PORT OF CORPUS CHRISTI, Texas — For John LaRue, sand was the harbinger of the change. Several years ago, LaRue, the Port of Corpus Christi's executive director, began seeing the smooth quartz grains arriving in bulk from Wisconsin and Minnesota. It's used in fracking, one of the materials injected into shale-rock formations to free oil and natural gas and coax it topside.
None of that fracking is happening in this industrial port city down the Gulf Coast from Houston. Instead, Corpus Christi is the waypoint for the sand that's trucked inland to the surging Eagle Ford Shale formation.
The inland energy boom is sending more than sand through the nation's fifth-largest port. On a recent May morning, not far from from an airline-hangar-sized building filled with fracking sand, long rows of steel drilling pipe from Korea awaited shipment to Eagle Ford sites.

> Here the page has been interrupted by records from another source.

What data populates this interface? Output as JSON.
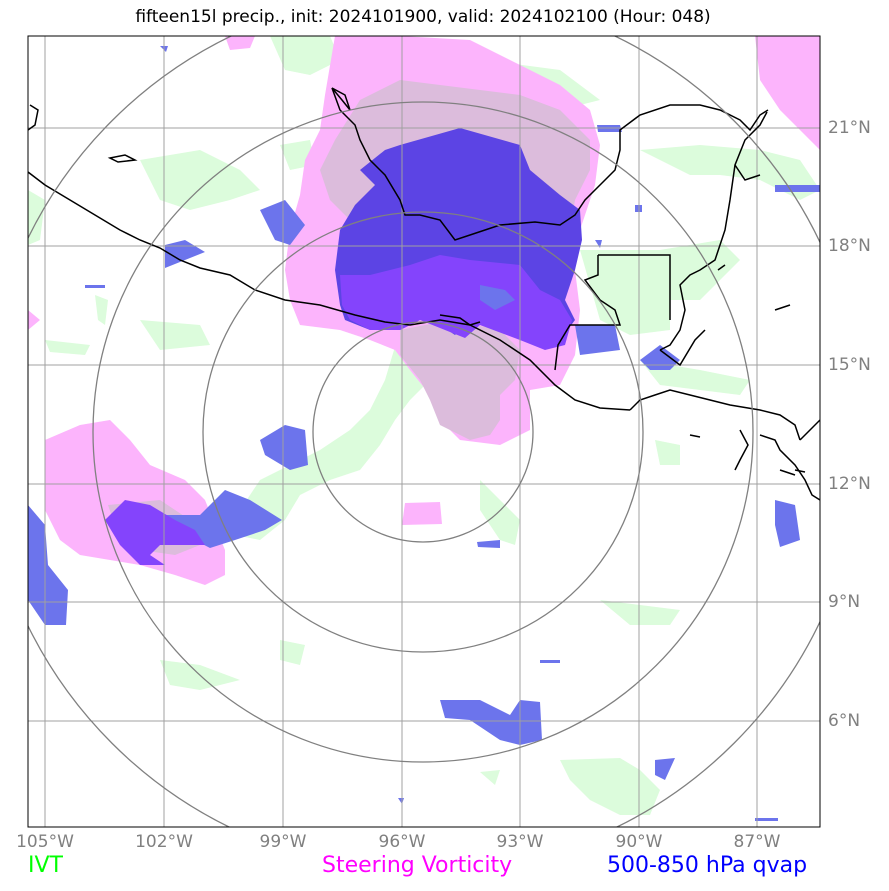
{
  "title": "fifteen15l precip., init: 2024101900, valid: 2024102100 (Hour: 048)",
  "lat_labels": [
    "21°N",
    "18°N",
    "15°N",
    "12°N",
    "9°N",
    "6°N"
  ],
  "lon_labels": [
    "105°W",
    "102°W",
    "99°W",
    "96°W",
    "93°W",
    "90°W",
    "87°W"
  ],
  "legend": {
    "ivt": {
      "label": "IVT",
      "color": "#00ff00"
    },
    "vort": {
      "label": "Steering Vorticity",
      "color": "#ff00ff"
    },
    "qvap": {
      "label": "500-850 hPa qvap",
      "color": "#0000ff"
    }
  },
  "colors": {
    "ivt_fill": "#dcfcdc",
    "vort_fill": "#fcb4fc",
    "vort_dim": "#dcbcdc",
    "qvap_fill": "#6c74ec",
    "qvap_strong": "#5c44e4",
    "qvap_violet": "#8444fc",
    "grid": "#a0a0a0",
    "range_rings": "#808080",
    "coastline": "#000000"
  }
}
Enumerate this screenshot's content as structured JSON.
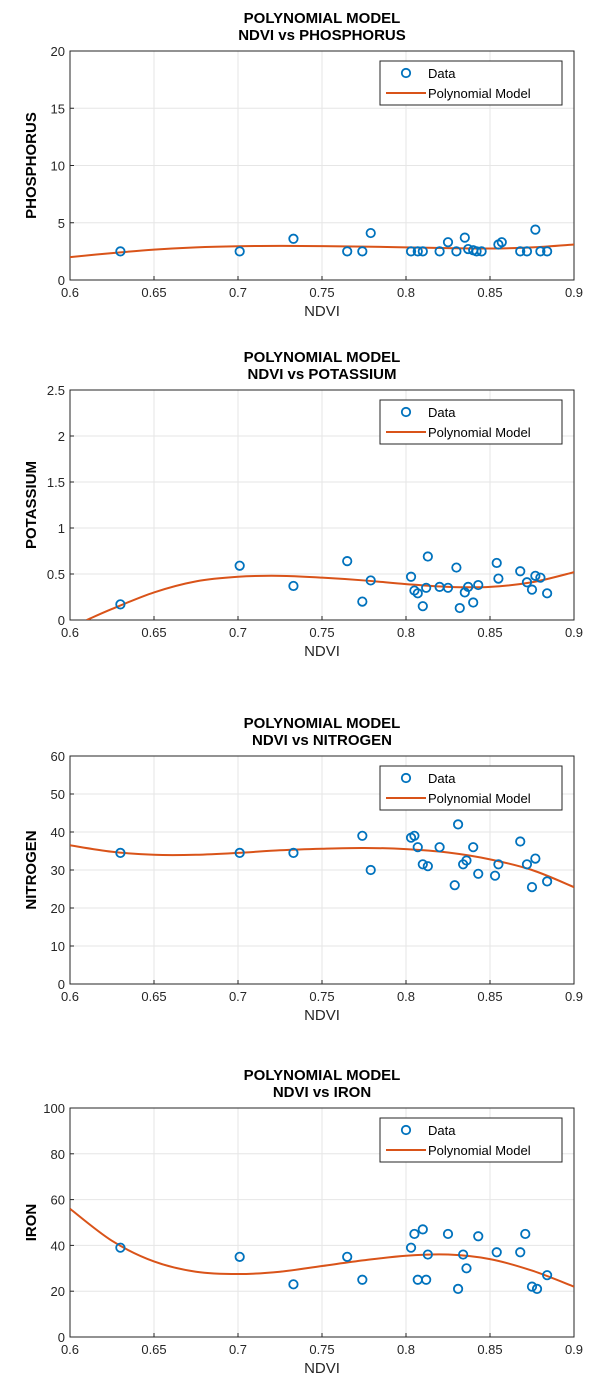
{
  "colors": {
    "data_marker": "#0072BD",
    "model_line": "#D95319",
    "grid": "#e6e6e6",
    "axis": "#262626"
  },
  "chart_data": [
    {
      "type": "scatter",
      "title": "POLYNOMIAL MODEL",
      "subtitle": "NDVI vs PHOSPHORUS",
      "xlabel": "NDVI",
      "ylabel": "PHOSPHORUS",
      "xlim": [
        0.6,
        0.9
      ],
      "ylim": [
        0,
        20
      ],
      "xticks": [
        0.6,
        0.65,
        0.7,
        0.75,
        0.8,
        0.85,
        0.9
      ],
      "yticks": [
        0,
        5,
        10,
        15,
        20
      ],
      "xtick_labels": [
        "0.6",
        "0.65",
        "0.7",
        "0.75",
        "0.8",
        "0.85",
        "0.9"
      ],
      "ytick_labels": [
        "0",
        "5",
        "10",
        "15",
        "20"
      ],
      "grid": true,
      "legend": {
        "position": "top-right",
        "entries": [
          "Data",
          "Polynomial Model"
        ]
      },
      "series": [
        {
          "name": "Data",
          "kind": "markers",
          "x": [
            0.63,
            0.701,
            0.733,
            0.765,
            0.774,
            0.779,
            0.803,
            0.807,
            0.81,
            0.82,
            0.825,
            0.83,
            0.835,
            0.837,
            0.84,
            0.842,
            0.845,
            0.855,
            0.857,
            0.868,
            0.872,
            0.877,
            0.88,
            0.884
          ],
          "y": [
            2.5,
            2.5,
            3.6,
            2.5,
            2.5,
            4.1,
            2.5,
            2.5,
            2.5,
            2.5,
            3.3,
            2.5,
            3.7,
            2.7,
            2.6,
            2.5,
            2.5,
            3.1,
            3.3,
            2.5,
            2.5,
            4.4,
            2.5,
            2.5
          ]
        },
        {
          "name": "Polynomial Model",
          "kind": "line",
          "x": [
            0.6,
            0.625,
            0.65,
            0.675,
            0.7,
            0.725,
            0.75,
            0.775,
            0.8,
            0.825,
            0.85,
            0.875,
            0.9
          ],
          "y": [
            2.0,
            2.35,
            2.65,
            2.85,
            2.95,
            2.98,
            2.96,
            2.92,
            2.85,
            2.78,
            2.75,
            2.85,
            3.1
          ]
        }
      ]
    },
    {
      "type": "scatter",
      "title": "POLYNOMIAL MODEL",
      "subtitle": "NDVI vs POTASSIUM",
      "xlabel": "NDVI",
      "ylabel": "POTASSIUM",
      "xlim": [
        0.6,
        0.9
      ],
      "ylim": [
        0,
        2.5
      ],
      "xticks": [
        0.6,
        0.65,
        0.7,
        0.75,
        0.8,
        0.85,
        0.9
      ],
      "yticks": [
        0,
        0.5,
        1,
        1.5,
        2,
        2.5
      ],
      "xtick_labels": [
        "0.6",
        "0.65",
        "0.7",
        "0.75",
        "0.8",
        "0.85",
        "0.9"
      ],
      "ytick_labels": [
        "0",
        "0.5",
        "1",
        "1.5",
        "2",
        "2.5"
      ],
      "grid": true,
      "legend": {
        "position": "top-right",
        "entries": [
          "Data",
          "Polynomial Model"
        ]
      },
      "series": [
        {
          "name": "Data",
          "kind": "markers",
          "x": [
            0.63,
            0.701,
            0.733,
            0.765,
            0.774,
            0.779,
            0.803,
            0.805,
            0.807,
            0.81,
            0.812,
            0.813,
            0.82,
            0.825,
            0.83,
            0.832,
            0.835,
            0.837,
            0.84,
            0.843,
            0.854,
            0.855,
            0.868,
            0.872,
            0.875,
            0.877,
            0.88,
            0.884
          ],
          "y": [
            0.17,
            0.59,
            0.37,
            0.64,
            0.2,
            0.43,
            0.47,
            0.32,
            0.29,
            0.15,
            0.35,
            0.69,
            0.36,
            0.35,
            0.57,
            0.13,
            0.3,
            0.36,
            0.19,
            0.38,
            0.62,
            0.45,
            0.53,
            0.41,
            0.33,
            0.48,
            0.46,
            0.29
          ]
        },
        {
          "name": "Polynomial Model",
          "kind": "line",
          "x": [
            0.61,
            0.625,
            0.65,
            0.675,
            0.7,
            0.725,
            0.75,
            0.775,
            0.8,
            0.825,
            0.85,
            0.875,
            0.9
          ],
          "y": [
            0.0,
            0.12,
            0.3,
            0.42,
            0.47,
            0.48,
            0.46,
            0.43,
            0.39,
            0.36,
            0.36,
            0.41,
            0.52
          ]
        }
      ]
    },
    {
      "type": "scatter",
      "title": "POLYNOMIAL MODEL",
      "subtitle": "NDVI vs NITROGEN",
      "xlabel": "NDVI",
      "ylabel": "NITROGEN",
      "xlim": [
        0.6,
        0.9
      ],
      "ylim": [
        0,
        60
      ],
      "xticks": [
        0.6,
        0.65,
        0.7,
        0.75,
        0.8,
        0.85,
        0.9
      ],
      "yticks": [
        0,
        10,
        20,
        30,
        40,
        50,
        60
      ],
      "xtick_labels": [
        "0.6",
        "0.65",
        "0.7",
        "0.75",
        "0.8",
        "0.85",
        "0.9"
      ],
      "ytick_labels": [
        "0",
        "10",
        "20",
        "30",
        "40",
        "50",
        "60"
      ],
      "grid": true,
      "legend": {
        "position": "top-right",
        "entries": [
          "Data",
          "Polynomial Model"
        ]
      },
      "series": [
        {
          "name": "Data",
          "kind": "markers",
          "x": [
            0.63,
            0.701,
            0.733,
            0.774,
            0.779,
            0.803,
            0.805,
            0.807,
            0.81,
            0.813,
            0.82,
            0.829,
            0.831,
            0.834,
            0.836,
            0.84,
            0.843,
            0.853,
            0.855,
            0.868,
            0.872,
            0.875,
            0.877,
            0.884
          ],
          "y": [
            34.5,
            34.5,
            34.5,
            39,
            30,
            38.5,
            39,
            36,
            31.5,
            31,
            36,
            26,
            42,
            31.5,
            32.5,
            36,
            29,
            28.5,
            31.5,
            37.5,
            31.5,
            25.5,
            33,
            27
          ]
        },
        {
          "name": "Polynomial Model",
          "kind": "line",
          "x": [
            0.6,
            0.625,
            0.65,
            0.675,
            0.7,
            0.725,
            0.75,
            0.775,
            0.8,
            0.825,
            0.85,
            0.875,
            0.9
          ],
          "y": [
            36.5,
            34.8,
            34.0,
            34.0,
            34.5,
            35.2,
            35.6,
            35.8,
            35.5,
            34.6,
            32.8,
            30.0,
            25.5
          ]
        }
      ]
    },
    {
      "type": "scatter",
      "title": "POLYNOMIAL MODEL",
      "subtitle": "NDVI vs IRON",
      "xlabel": "NDVI",
      "ylabel": "IRON",
      "xlim": [
        0.6,
        0.9
      ],
      "ylim": [
        0,
        100
      ],
      "xticks": [
        0.6,
        0.65,
        0.7,
        0.75,
        0.8,
        0.85,
        0.9
      ],
      "yticks": [
        0,
        20,
        40,
        60,
        80,
        100
      ],
      "xtick_labels": [
        "0.6",
        "0.65",
        "0.7",
        "0.75",
        "0.8",
        "0.85",
        "0.9"
      ],
      "ytick_labels": [
        "0",
        "20",
        "40",
        "60",
        "80",
        "100"
      ],
      "grid": true,
      "legend": {
        "position": "top-right",
        "entries": [
          "Data",
          "Polynomial Model"
        ]
      },
      "series": [
        {
          "name": "Data",
          "kind": "markers",
          "x": [
            0.63,
            0.701,
            0.733,
            0.765,
            0.774,
            0.803,
            0.805,
            0.807,
            0.81,
            0.812,
            0.813,
            0.825,
            0.831,
            0.834,
            0.836,
            0.843,
            0.854,
            0.868,
            0.871,
            0.875,
            0.878,
            0.884
          ],
          "y": [
            39,
            35,
            23,
            35,
            25,
            39,
            45,
            25,
            47,
            25,
            36,
            45,
            21,
            36,
            30,
            44,
            37,
            37,
            45,
            22,
            21,
            27
          ]
        },
        {
          "name": "Polynomial Model",
          "kind": "line",
          "x": [
            0.6,
            0.625,
            0.65,
            0.675,
            0.7,
            0.725,
            0.75,
            0.775,
            0.8,
            0.825,
            0.85,
            0.875,
            0.9
          ],
          "y": [
            56,
            42,
            33,
            28.5,
            27.5,
            28.5,
            31,
            33.5,
            35.5,
            36,
            34,
            29,
            22
          ]
        }
      ]
    }
  ]
}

But what's now coming from the Eagle Ford back into and through Corpus Christi is transforming the region even more. The trickle of crude oil flowing from the port has turned to a flood: Between 2010 and 2011, the port went from exporting 274,000 barrels to more than 2 million. Last year, the number of crude barrels headed outbound to other parts of the U.S. was 122.5 million and the port has expanded its docks to handle it all.